ISLAMABAD, Pakistan - Pakistan's Supreme Court on Friday reinstated three judges ousted by Pervez Musharraf, cementing political divisions in the country a day before it elects a new president.

Musharraf's purge of the court last year deepened his unpopularity and helped his political foes to a victory in February elections. Musharraf resigned under pressure last month.

However, the second-largest party then quit the ruling coalition over the failure to restore all the judges -- including the ousted chief justice, Iftikhar Mohammed Chaudhry.

Tassadiq Hussain Jillani, Shakirullah Jan and Syed Jamshed Ali were sworn back into the court at a ceremony Friday.

Law Minister Farooq Naek said Chaudhry was also welcome to take a fresh oath, but said he could not return as chief justice because removing the judge who replaced him could trigger a "constitutional impasse."

"There cannot be two chief justices," Naek told reporters at the court.

The move deepens the rift between the ruling Pakistan People's Party of Asif Ali Zardari, the front-runner to become president in a vote by lawmakers on Saturday, and that of former Prime Minister Nawaz Sharif.

Zardari has countered calls to restore the judges by arguing that it would require constitutional amendments to untangle a legal mess bequeathed by Musharraf.

But Zardari also appears wary of Chaudhry, who stood up to Musharraf and questioned a pact signed by the former military ruler that quashed long-standing corruption charges against Zardari and his slain wife, former Prime Minister Benazir Bhutto.

Zardari has accused Chaudhry of "playing politics" and called for sweeping judicial reforms expected to crimp the ability of the court to check the activities of the government.

He has dismissed as naive the country's lawyers movement, whose yearlong protests undermined Musharraf and turned Chaudhry into a figurehead for a burgeoning pro-democracy movement.

Sharif has argued that because the judges were illegally removed, the government could restore them all through a simple order.
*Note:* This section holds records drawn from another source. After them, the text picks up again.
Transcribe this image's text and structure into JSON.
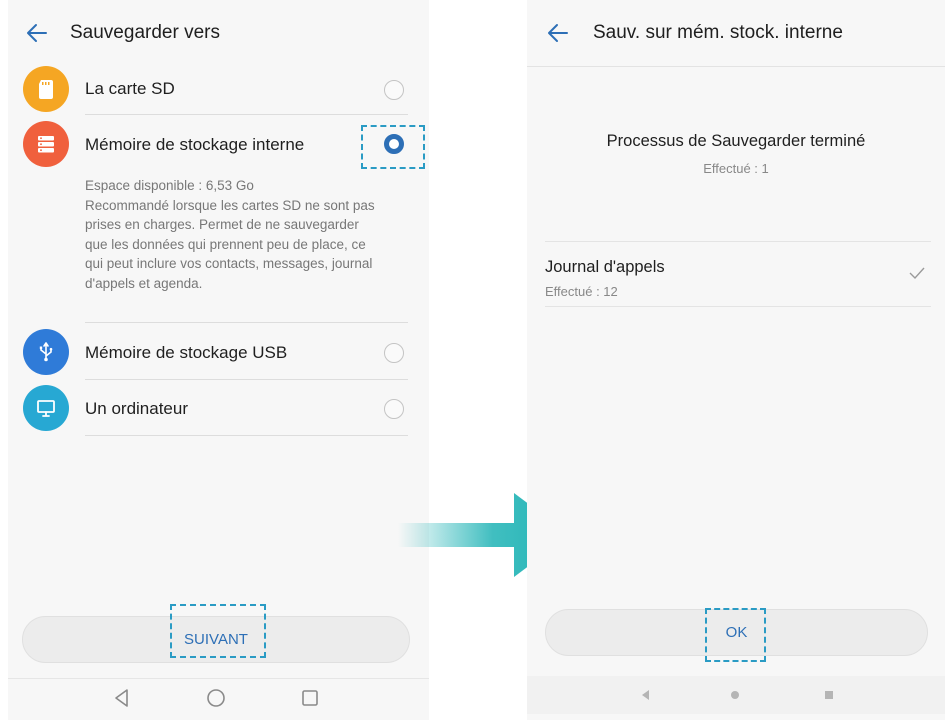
{
  "left_screen": {
    "title": "Sauvegarder vers",
    "options": [
      {
        "label": "La carte SD",
        "icon": "sd-card-icon",
        "color": "#f5a623",
        "selected": false
      },
      {
        "label": "Mémoire de stockage interne",
        "icon": "storage-icon",
        "color": "#f0603d",
        "selected": true
      },
      {
        "label": "Mémoire de stockage USB",
        "icon": "usb-icon",
        "color": "#2f7bd8",
        "selected": false
      },
      {
        "label": "Un ordinateur",
        "icon": "computer-icon",
        "color": "#27a8d3",
        "selected": false
      }
    ],
    "details": {
      "space": "Espace disponible : 6,53  Go",
      "description": "Recommandé lorsque les cartes SD ne sont pas prises en charges. Permet de ne sauvegarder que les données qui prennent peu de place, ce qui peut inclure vos contacts, messages, journal d'appels et agenda."
    },
    "next_button": "SUIVANT"
  },
  "right_screen": {
    "title": "Sauv. sur mém. stock. interne",
    "status_title": "Processus de Sauvegarder terminé",
    "status_sub": "Effectué : 1",
    "item": {
      "title": "Journal d'appels",
      "sub": "Effectué : 12",
      "icon": "check-icon"
    },
    "ok_button": "OK"
  },
  "colors": {
    "accent": "#2d6fb6",
    "highlight_dash": "#2a9bc4",
    "arrow": "#1fb3b5"
  }
}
Pervaiz Rashid, a Sharif aide, said the return of the three judges on Friday amounted to validating Musharraf's crackdown.
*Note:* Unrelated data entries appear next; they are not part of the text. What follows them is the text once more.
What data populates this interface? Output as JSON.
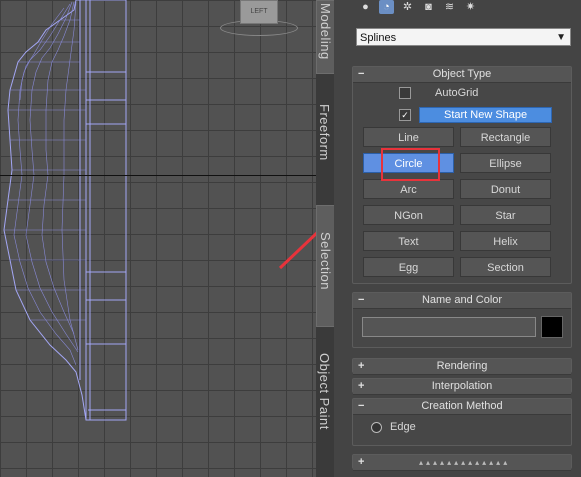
{
  "viewport": {
    "label": "LEFT"
  },
  "command_tabs": [
    {
      "label": "Modeling",
      "active": true
    },
    {
      "label": "Freeform",
      "active": false
    },
    {
      "label": "Selection",
      "active": true
    },
    {
      "label": "Object Paint",
      "active": false
    }
  ],
  "create_toolbar": {
    "icons": [
      "geometry-icon",
      "shapes-icon",
      "lights-icon",
      "cameras-icon",
      "helpers-icon",
      "systems-icon"
    ],
    "selected": "shapes-icon"
  },
  "category_dropdown": {
    "value": "Splines"
  },
  "object_type": {
    "header": "Object Type",
    "sign": "−",
    "autogrid_label": "AutoGrid",
    "autogrid_checked": false,
    "start_new_shape_checked": true,
    "start_new_shape_label": "Start New Shape",
    "buttons": [
      "Line",
      "Rectangle",
      "Circle",
      "Ellipse",
      "Arc",
      "Donut",
      "NGon",
      "Star",
      "Text",
      "Helix",
      "Egg",
      "Section"
    ],
    "active_button": "Circle"
  },
  "name_and_color": {
    "header": "Name and Color",
    "sign": "−",
    "name_value": "",
    "color": "#000000"
  },
  "rendering": {
    "header": "Rendering",
    "sign": "+"
  },
  "interpolation": {
    "header": "Interpolation",
    "sign": "+"
  },
  "creation_method": {
    "header": "Creation Method",
    "sign": "−",
    "option_label": "Edge"
  },
  "collapsed_bottom": {
    "sign": "+"
  },
  "colors": {
    "accent": "#4c8de0",
    "highlight": "#e8333b",
    "mesh": "#9a9cf0"
  }
}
"Whether they restore three or 300 judges, the way they are doing it, it doesn't change our stand," he said. "We do not believe in any judiciary without the reinstatement of Justice Chaudhry."
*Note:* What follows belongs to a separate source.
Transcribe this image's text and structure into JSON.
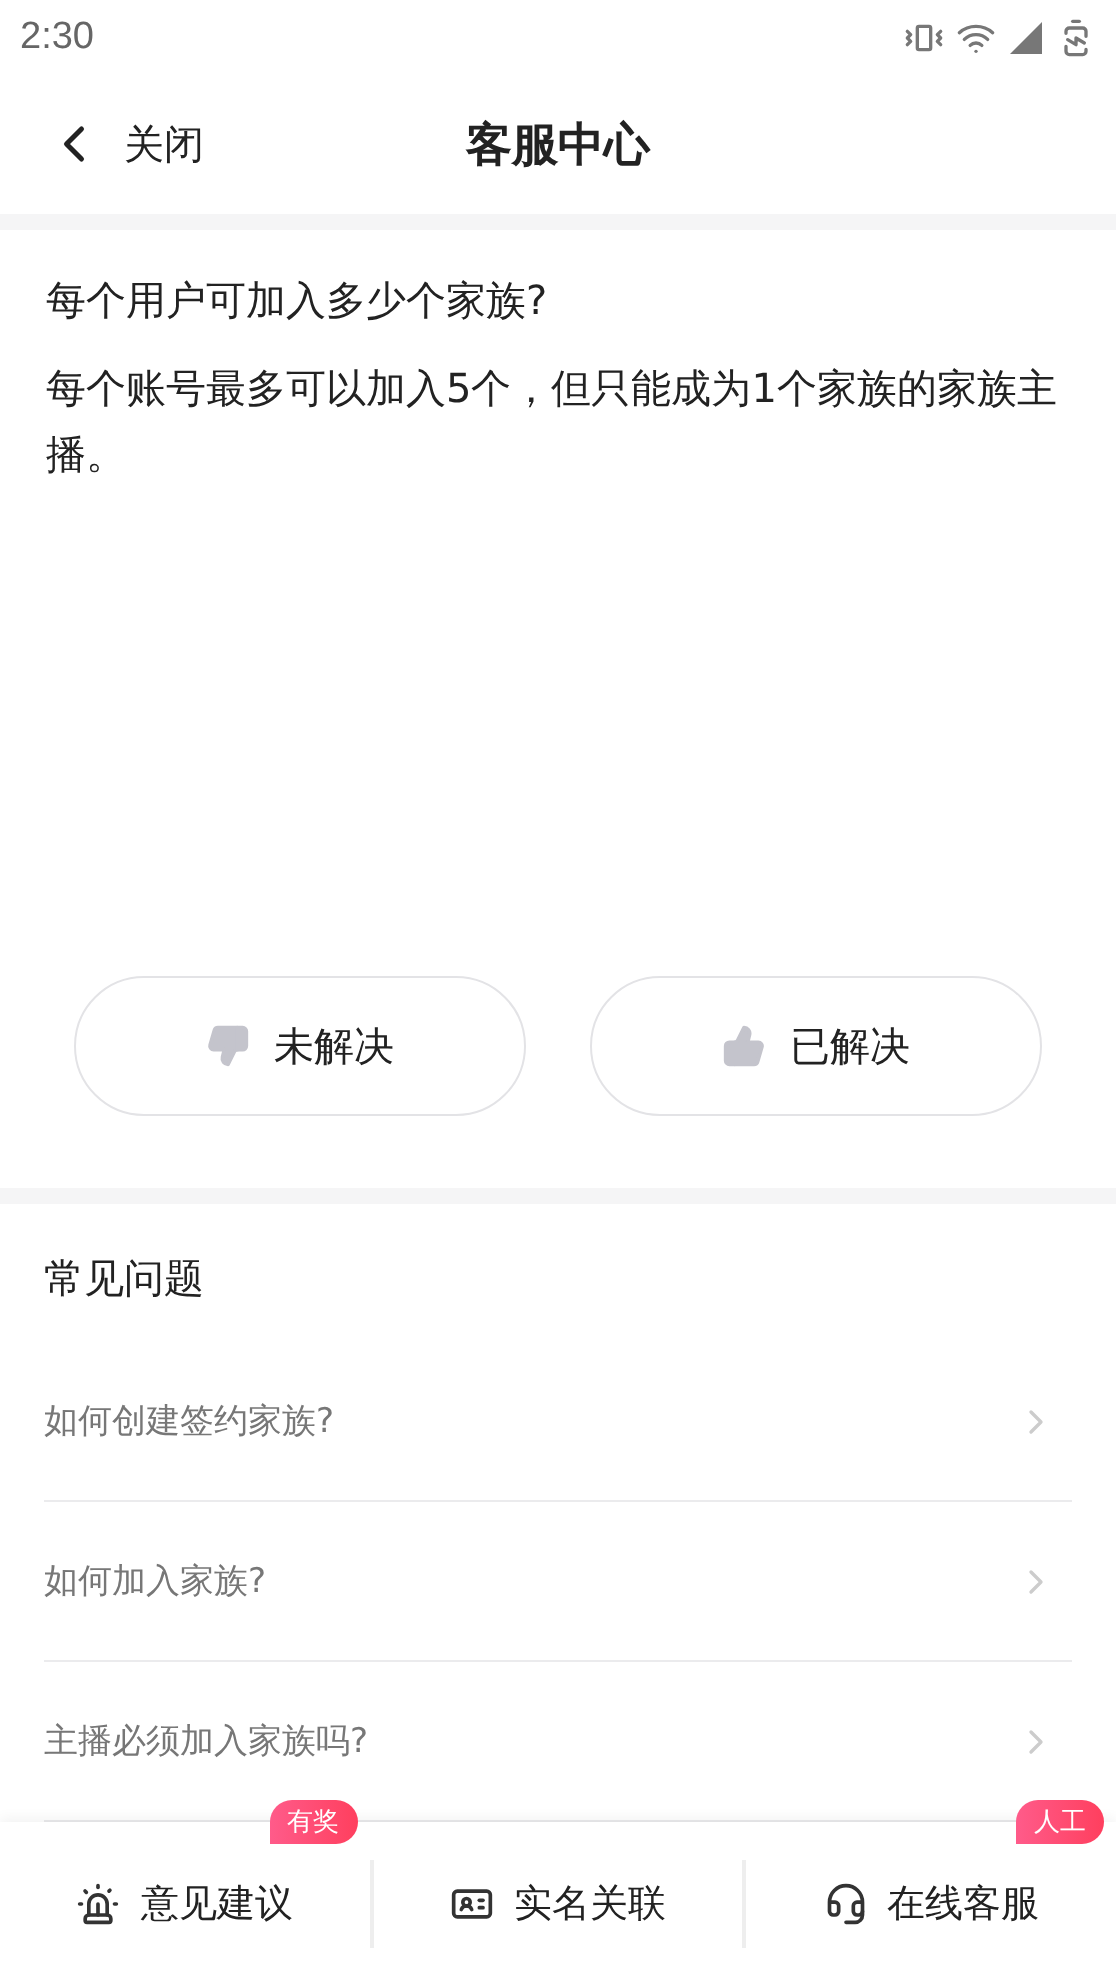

The fate of the judges is also important to Musharraf, who has played down suggestions he will be forced into exile by threats from Sharif to have him tried for treason.

Musharraf imposed emergency rule last November in order to purge the court and halt legal challenges to his plan to stay on for another five years as president.

The retooled court issued orders granting him immunity from prosecution for a crackdown that Musharraf himself admitted was unconstitutional.

The government already changed a law lifting the maximum number of judges in the Supreme Court from 16 to 29 -- meaning none of the judges who issued those protections will have to make way for any who return.

Zardari, generally considered pro-Western, isn't expected to change Pakistan's commitment to be an ally in the U.S. war on terrorism, despite a bold cross-border U.S.-led raid that left at least 15 people dead in the country's largely lawless tribal belt along the Afghan frontier.

The raid Wednesday sparked widespread condemnation of what was seen as an attack on the country's sovereignty.

In news likely to stoke more anger, intelligence officials said a missile strike was suspected in a blast Thursday that killed at least four people in North Waziristan, part of the tribal belt where Osama bin Laden and his deputy are thought to be hiding. Similar strikes in the past have been blamed on the U.S.

On Friday, an explosion possibly caused by a missile strike killed five suspected foreign militants near the Afghan border, two Pakistani intelligence officials said, citing local informers.

The officials asked for anonymity because they were not authorized to speak publicly.

Army spokesman Maj. Gen. Athar Abbas confirmed the explosion and said the military had sent a team to investigate what had happened.

Zardari criticized Wednesday's raid, the first known foreign ground assault inside Pakistan against a suspected Taliban haven. But he also expressed sympathy for the U.S. and other countries that have been hit by terrorist attacks, saying Pakistan also is suffering from extremist violence.